Услышав, как в интеркоме пропищал короткий сигнал, и щелкнул магнитный замок двери, я поспешил войти внутрь и стал подниматься по лестнице.

Когда поднялся на третий этаж, Кайса уже открыла дверь, но впускать меня к себе домой явно не собиралась, потому что вышла на лестницу в домашних тапочках и накинутом поверх пижамы плаще. Такая же загорелая, как я, и с привычно собранными в хвост на затылке светлыми волосами. Она выглядела просто великолепно, даже, несмотря на отсутствие макияжа, которого я, впрочем, никогда на ее лице не видел, потому что во время работы в Африке это было ни к чему. Видно, последние две недели, проведенные дома, пошли ей на пользу. Лицо как будто немного разгладилось и стало моложе, а прежде обветренные и потрескавшиеся бескровные губы чуть порозовели и приобрели чувственную полноту. Только большие почти прозрачные голубые глаза выдавали внутреннюю тревогу и растерянность.

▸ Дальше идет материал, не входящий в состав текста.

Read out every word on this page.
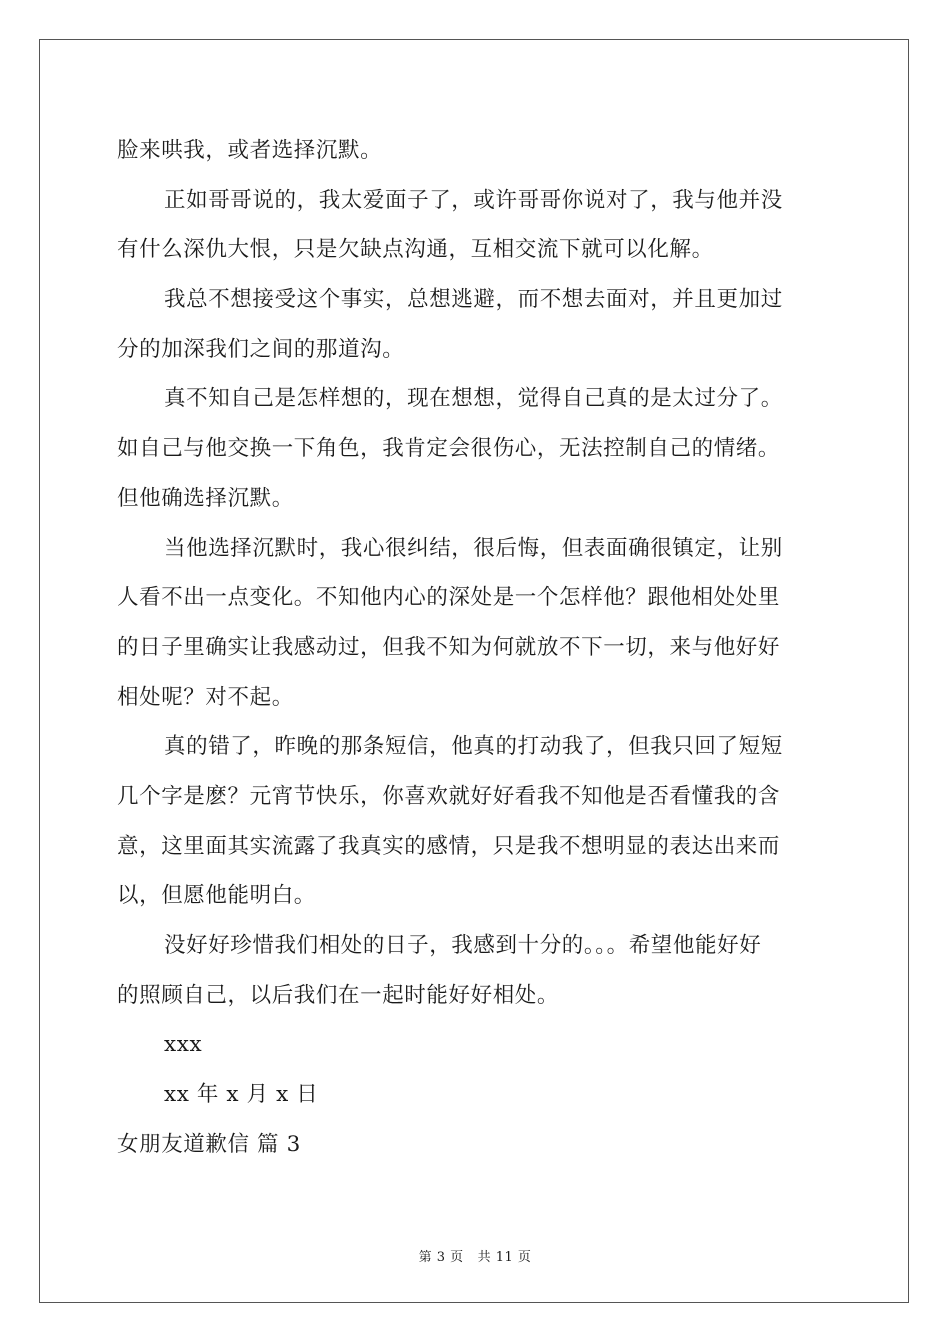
脸来哄我，或者选择沉默。
正如哥哥说的，我太爱面子了，或许哥哥你说对了，我与他并没
有什么深仇大恨，只是欠缺点沟通，互相交流下就可以化解。
我总不想接受这个事实，总想逃避，而不想去面对，并且更加过
分的加深我们之间的那道沟。
真不知自己是怎样想的，现在想想，觉得自己真的是太过分了。
如自己与他交换一下角色，我肯定会很伤心，无法控制自己的情绪。
但他确选择沉默。
当他选择沉默时，我心很纠结，很后悔，但表面确很镇定，让别
人看不出一点变化。不知他内心的深处是一个怎样他？跟他相处处里
的日子里确实让我感动过，但我不知为何就放不下一切，来与他好好
相处呢？对不起。
真的错了，昨晚的那条短信，他真的打动我了，但我只回了短短
几个字是麽？元宵节快乐，你喜欢就好好看我不知他是否看懂我的含
意，这里面其实流露了我真实的感情，只是我不想明显的表达出来而
以，但愿他能明白。
没好好珍惜我们相处的日子，我感到十分的。。。希望他能好好
的照顾自己，以后我们在一起时能好好相处。
xxx
xx 年 x 月 x 日
女朋友道歉信 篇 3
第 3 页 共 11 页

– Доброе утро… – постарался улыбнуться я ей.

– Не уверена, что оно доброе… – ответила она и указала рукой на окно с низким широким подоконником на лестничной клетке. – Можем поговорить здесь.

Я пожал плечами:

– Как скажешь.

Мы присели на край подоконника по разные его стороны вполоборота друг к другу. Кайса молчала, гордо подняв подбородок, но, избегая встречи взглядом со мной. И тогда я зачем-то сказал:

– Прекрасно выглядишь.

– Знаешь, это вовсе не обязательно… Делать комплименты лучше всего искренне и от чистого сердца. Поэтому, если тебе что-то нужно, говори сразу. Этим ты сэкономишь и свое, и мое время тоже. Не обязательно произносить слов, которых на самом деле говорить не хочется…

– Это не так, Кайса. Ты, правда, очень красивая, и я сожалею, что никогда раньше тебе этого не говорил.

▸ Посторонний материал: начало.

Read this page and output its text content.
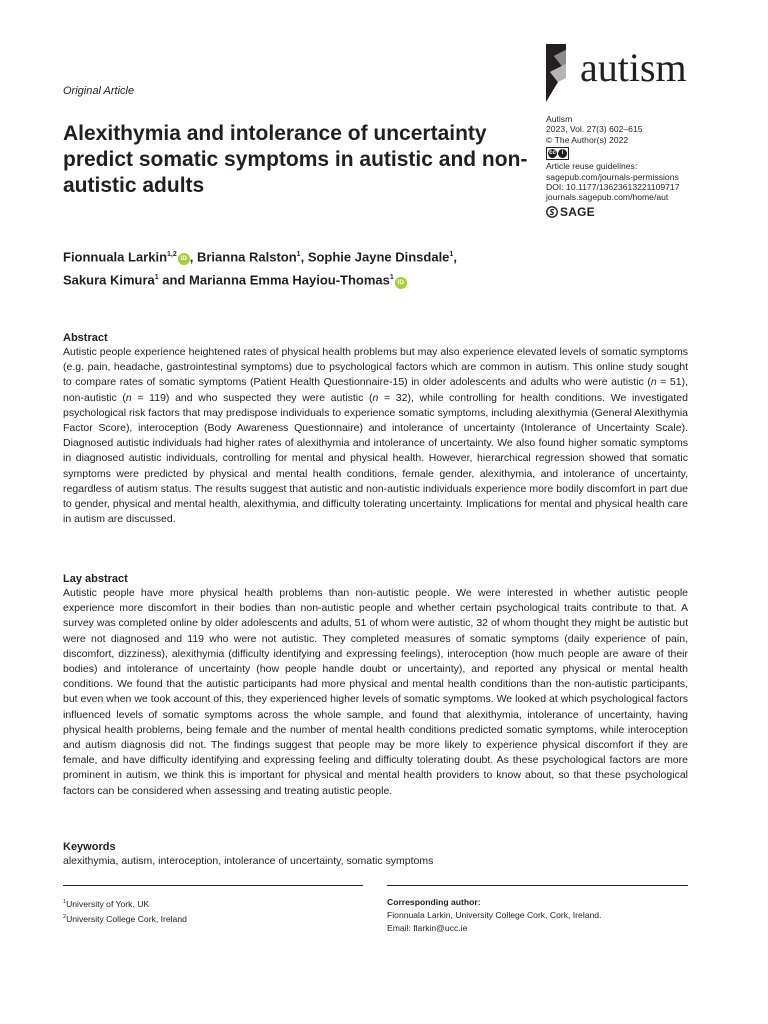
autism
Original Article
Alexithymia and intolerance of uncertainty predict somatic symptoms in autistic and non-autistic adults
Autism
2023, Vol. 27(3) 602–615
© The Author(s) 2022
cc i
Article reuse guidelines:
sagepub.com/journals-permissions
DOI: 10.1177/13623613221109717
journals.sagepub.com/home/aut
SAGE
Fionnuala Larkin$^{1,2}$iD , Brianna Ralston$^1$, Sophie Jayne Dinsdale$^1$,
Sakura Kimura$^1$ and Marianna Emma Hayiou-Thomas$^1$iD
Abstract

Autistic people experience heightened rates of physical health problems but may also experience elevated levels of somatic symptoms (e.g. pain, headache, gastrointestinal symptoms) due to psychological factors which are common in autism. This online study sought to compare rates of somatic symptoms (Patient Health Questionnaire-15) in older adolescents and adults who were autistic (n = 51), non-autistic (n = 119) and who suspected they were autistic (n = 32), while controlling for health conditions. We investigated psychological risk factors that may predispose individuals to experience somatic symptoms, including alexithymia (General Alexithymia Factor Score), interoception (Body Awareness Questionnaire) and intolerance of uncertainty (Intolerance of Uncertainty Scale). Diagnosed autistic individuals had higher rates of alexithymia and intolerance of uncertainty. We also found higher somatic symptoms in diagnosed autistic individuals, controlling for mental and physical health. However, hierarchical regression showed that somatic symptoms were predicted by physical and mental health conditions, female gender, alexithymia, and intolerance of uncertainty, regardless of autism status. The results suggest that autistic and non-autistic individuals experience more bodily discomfort in part due to gender, physical and mental health, alexithymia, and difficulty tolerating uncertainty. Implications for mental and physical health care in autism are discussed.

Lay abstract

Autistic people have more physical health problems than non-autistic people. We were interested in whether autistic people experience more discomfort in their bodies than non-autistic people and whether certain psychological traits contribute to that. A survey was completed online by older adolescents and adults, 51 of whom were autistic, 32 of whom thought they might be autistic but were not diagnosed and 119 who were not autistic. They completed measures of somatic symptoms (daily experience of pain, discomfort, dizziness), alexithymia (difficulty identifying and expressing feelings), interoception (how much people are aware of their bodies) and intolerance of uncertainty (how people handle doubt or uncertainty), and reported any physical or mental health conditions. We found that the autistic participants had more physical and mental health conditions than the non-autistic participants, but even when we took account of this, they experienced higher levels of somatic symptoms. We looked at which psychological factors influenced levels of somatic symptoms across the whole sample, and found that alexithymia, intolerance of uncertainty, having physical health problems, being female and the number of mental health conditions predicted somatic symptoms, while interoception and autism diagnosis did not. The findings suggest that people may be more likely to experience physical discomfort if they are female, and have difficulty identifying and expressing feeling and difficulty tolerating doubt. As these psychological factors are more prominent in autism, we think this is important for physical and mental health providers to know about, so that these psychological factors can be considered when assessing and treating autistic people.

Keywords

alexithymia, autism, interoception, intolerance of uncertainty, somatic symptoms

$^1$University of York, UK
$^2$University College Cork, Ireland
Corresponding author:
Fionnuala Larkin, University College Cork, Cork, Ireland.
Email: flarkin@ucc.ie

– Ну-у… Однажды сказал… Так сказал, что я на всю жизнь запомню…

– Ты про мои слова в самолете?

– Да, про них!

Я, поджав губы, виновато смотрел на Кайсу, но она так ни разу на меня не взглянула и рассматривала противоположную стену, будто там было что-то интересное.

– Честное слово, Кайса, я не помню, что я тогда наговорил тебе… Я понимаю, что сильно обидел, но не знаю, чем именно, и поэтому не знаю, за что просить прощения. – Я робко протянул руку и едва коснулся пальцами рукава ее плаща, но она отстранилась. – Кайса, я хочу знать, в чем виноват, и очень хочу за это перед тобой извиниться. Что я тебе тогда сказал?

– Ты серьезно хочешь, чтобы я сейчас вслух повторила твои слова?

– Ну… Наверное, да. Иначе я так и не пойму…

– Ты спятил?

– Ну, а как? Как иначе?

– Видимо, никак… – тяжело вздохнула она.

– Что я сказал тебе?

– Ты был пьяный в стельку, но это нисколько тебя не оправдывает! Я хочу, чтобы ты это понимал.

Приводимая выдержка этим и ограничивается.